La solidarité spontanée et incontrôlée, même si elle part d’une bonne intention, en plus de ne pas respecter les protocoles établis, peut favoriser les activités criminelles liées au trafic et à la traite des êtres humains. Cette semaine encore, la police nationale a arrêté à la gare routière sud de Madrid un Ukrainien qui se faisait passer pour un parent de deux adolescents âgés de 15 et 16 ans. Les agents avaient déjà été alertés, mais les interrogatoires et le contenu des bagages des mineurs, “des vêtements non conformes aux températures de cette période de l’année” et de nombreux produits cosmétiques, ont confirmé les pires soupçons de la police.

Depuis le début de l’offensive russe, près de 14 000 mineurs ont été enregistrés en Espagne, soit 40 % des quelque 35 000 personnes déplacées qui ont déjà leurs papiers en règle en Espagne. Parmi eux, plus d’une centaine sont des mineurs qui sont arrivés dans le pays sans être accompagnés d’adultes. Il y a encore des centaines de personnes à évacuer.

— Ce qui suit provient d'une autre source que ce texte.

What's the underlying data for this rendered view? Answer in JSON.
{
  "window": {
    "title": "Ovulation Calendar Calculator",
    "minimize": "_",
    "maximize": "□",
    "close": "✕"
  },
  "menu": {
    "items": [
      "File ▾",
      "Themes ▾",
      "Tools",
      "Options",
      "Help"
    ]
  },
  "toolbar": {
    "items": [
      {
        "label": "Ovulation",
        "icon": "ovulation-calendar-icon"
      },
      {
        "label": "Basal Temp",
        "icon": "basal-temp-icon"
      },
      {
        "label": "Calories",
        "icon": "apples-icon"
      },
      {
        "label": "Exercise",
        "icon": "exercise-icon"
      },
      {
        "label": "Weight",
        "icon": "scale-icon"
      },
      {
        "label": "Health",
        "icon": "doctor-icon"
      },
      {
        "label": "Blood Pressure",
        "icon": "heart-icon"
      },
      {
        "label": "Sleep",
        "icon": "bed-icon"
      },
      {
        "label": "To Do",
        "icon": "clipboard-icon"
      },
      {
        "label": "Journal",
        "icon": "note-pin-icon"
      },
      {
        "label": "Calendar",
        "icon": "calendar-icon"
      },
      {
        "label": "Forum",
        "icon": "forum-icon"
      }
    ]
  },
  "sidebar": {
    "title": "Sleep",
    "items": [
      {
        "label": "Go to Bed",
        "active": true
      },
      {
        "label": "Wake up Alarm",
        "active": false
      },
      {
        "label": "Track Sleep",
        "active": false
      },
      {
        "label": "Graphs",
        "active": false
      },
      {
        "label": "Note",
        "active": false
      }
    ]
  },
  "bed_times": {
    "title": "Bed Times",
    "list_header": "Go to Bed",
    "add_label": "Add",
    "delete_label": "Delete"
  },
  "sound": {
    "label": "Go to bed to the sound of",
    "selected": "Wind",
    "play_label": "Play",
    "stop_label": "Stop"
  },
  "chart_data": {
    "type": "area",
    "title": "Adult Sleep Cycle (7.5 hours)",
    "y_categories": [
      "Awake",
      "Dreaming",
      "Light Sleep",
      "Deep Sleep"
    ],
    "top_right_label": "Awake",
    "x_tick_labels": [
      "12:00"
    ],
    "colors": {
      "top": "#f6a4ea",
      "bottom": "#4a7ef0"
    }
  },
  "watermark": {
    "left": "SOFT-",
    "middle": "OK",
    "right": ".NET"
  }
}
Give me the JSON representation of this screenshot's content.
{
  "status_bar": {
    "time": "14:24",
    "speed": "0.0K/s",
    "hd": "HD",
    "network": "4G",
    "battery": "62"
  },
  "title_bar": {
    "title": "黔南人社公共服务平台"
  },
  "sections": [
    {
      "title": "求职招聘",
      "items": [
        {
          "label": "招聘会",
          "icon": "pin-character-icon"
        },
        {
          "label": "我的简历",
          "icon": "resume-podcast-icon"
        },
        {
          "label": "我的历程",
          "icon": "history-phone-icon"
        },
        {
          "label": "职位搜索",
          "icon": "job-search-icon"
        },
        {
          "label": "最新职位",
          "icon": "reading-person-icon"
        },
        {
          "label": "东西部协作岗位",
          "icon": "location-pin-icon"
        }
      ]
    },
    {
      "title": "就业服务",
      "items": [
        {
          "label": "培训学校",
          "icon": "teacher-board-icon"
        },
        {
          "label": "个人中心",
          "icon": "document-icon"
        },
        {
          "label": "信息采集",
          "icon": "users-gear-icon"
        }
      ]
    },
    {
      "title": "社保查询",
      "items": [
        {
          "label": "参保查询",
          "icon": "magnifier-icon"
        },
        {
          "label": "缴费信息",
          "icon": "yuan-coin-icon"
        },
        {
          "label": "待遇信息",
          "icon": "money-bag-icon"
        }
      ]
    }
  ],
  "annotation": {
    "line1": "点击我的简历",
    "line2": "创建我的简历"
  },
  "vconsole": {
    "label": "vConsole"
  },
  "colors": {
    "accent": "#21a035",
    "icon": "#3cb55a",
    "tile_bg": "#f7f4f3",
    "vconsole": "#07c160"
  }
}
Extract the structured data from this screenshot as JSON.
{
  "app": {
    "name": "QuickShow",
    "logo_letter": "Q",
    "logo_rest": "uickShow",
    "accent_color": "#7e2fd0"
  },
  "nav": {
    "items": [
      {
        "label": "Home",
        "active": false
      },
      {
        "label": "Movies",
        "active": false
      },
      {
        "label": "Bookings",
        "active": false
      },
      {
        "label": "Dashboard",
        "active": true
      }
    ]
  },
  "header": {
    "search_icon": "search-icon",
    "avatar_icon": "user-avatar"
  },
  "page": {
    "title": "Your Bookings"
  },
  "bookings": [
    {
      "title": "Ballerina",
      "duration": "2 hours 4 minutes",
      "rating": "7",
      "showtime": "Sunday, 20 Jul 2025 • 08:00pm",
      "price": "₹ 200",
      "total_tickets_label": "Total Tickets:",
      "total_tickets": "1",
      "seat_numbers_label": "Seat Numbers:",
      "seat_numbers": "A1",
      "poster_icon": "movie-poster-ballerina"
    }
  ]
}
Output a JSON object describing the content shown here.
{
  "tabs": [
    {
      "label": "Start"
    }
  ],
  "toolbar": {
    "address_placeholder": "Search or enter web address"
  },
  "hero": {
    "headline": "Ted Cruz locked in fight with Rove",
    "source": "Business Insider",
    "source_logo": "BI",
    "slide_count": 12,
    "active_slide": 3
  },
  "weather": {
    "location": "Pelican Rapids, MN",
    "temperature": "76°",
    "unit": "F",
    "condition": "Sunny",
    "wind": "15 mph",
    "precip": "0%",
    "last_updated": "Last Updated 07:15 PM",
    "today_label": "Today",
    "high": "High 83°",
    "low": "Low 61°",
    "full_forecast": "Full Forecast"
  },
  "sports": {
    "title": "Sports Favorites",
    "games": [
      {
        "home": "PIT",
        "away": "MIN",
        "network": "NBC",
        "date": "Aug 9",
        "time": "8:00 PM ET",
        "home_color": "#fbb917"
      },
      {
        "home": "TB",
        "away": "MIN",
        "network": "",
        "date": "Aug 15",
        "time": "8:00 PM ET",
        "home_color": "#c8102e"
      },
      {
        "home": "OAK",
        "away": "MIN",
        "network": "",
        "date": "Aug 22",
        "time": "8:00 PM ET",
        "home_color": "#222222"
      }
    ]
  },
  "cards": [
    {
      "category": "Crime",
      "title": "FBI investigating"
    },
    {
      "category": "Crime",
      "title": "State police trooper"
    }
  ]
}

La crainte pour les plus jeunes a même été traduite dans une note verbale envoyée par l’ambassade d’Ukraine au ministère des affaires étrangères. Le document, auquel EL PAÍS a eu accès, transmet l’appel du Premier ministre ukrainien, Denys Shmyhal, à tous les États qui accueillent des enfants – orphelins ou non – sur leur territoire. “Il existe un risque croissant de séparation des frères et sœurs, de déplacement et de placement illégal de ces enfants dans des familles étrangères ou des citoyens ukrainiens vivant à l’étranger”, indique la note. En particulier, le texte met en garde contre la menace d’adoptions effectuées sans suivre les procédures légales et informe que pendant la durée de la loi martiale décrétée en Ukraine, aucune adoption ne peut avoir lieu.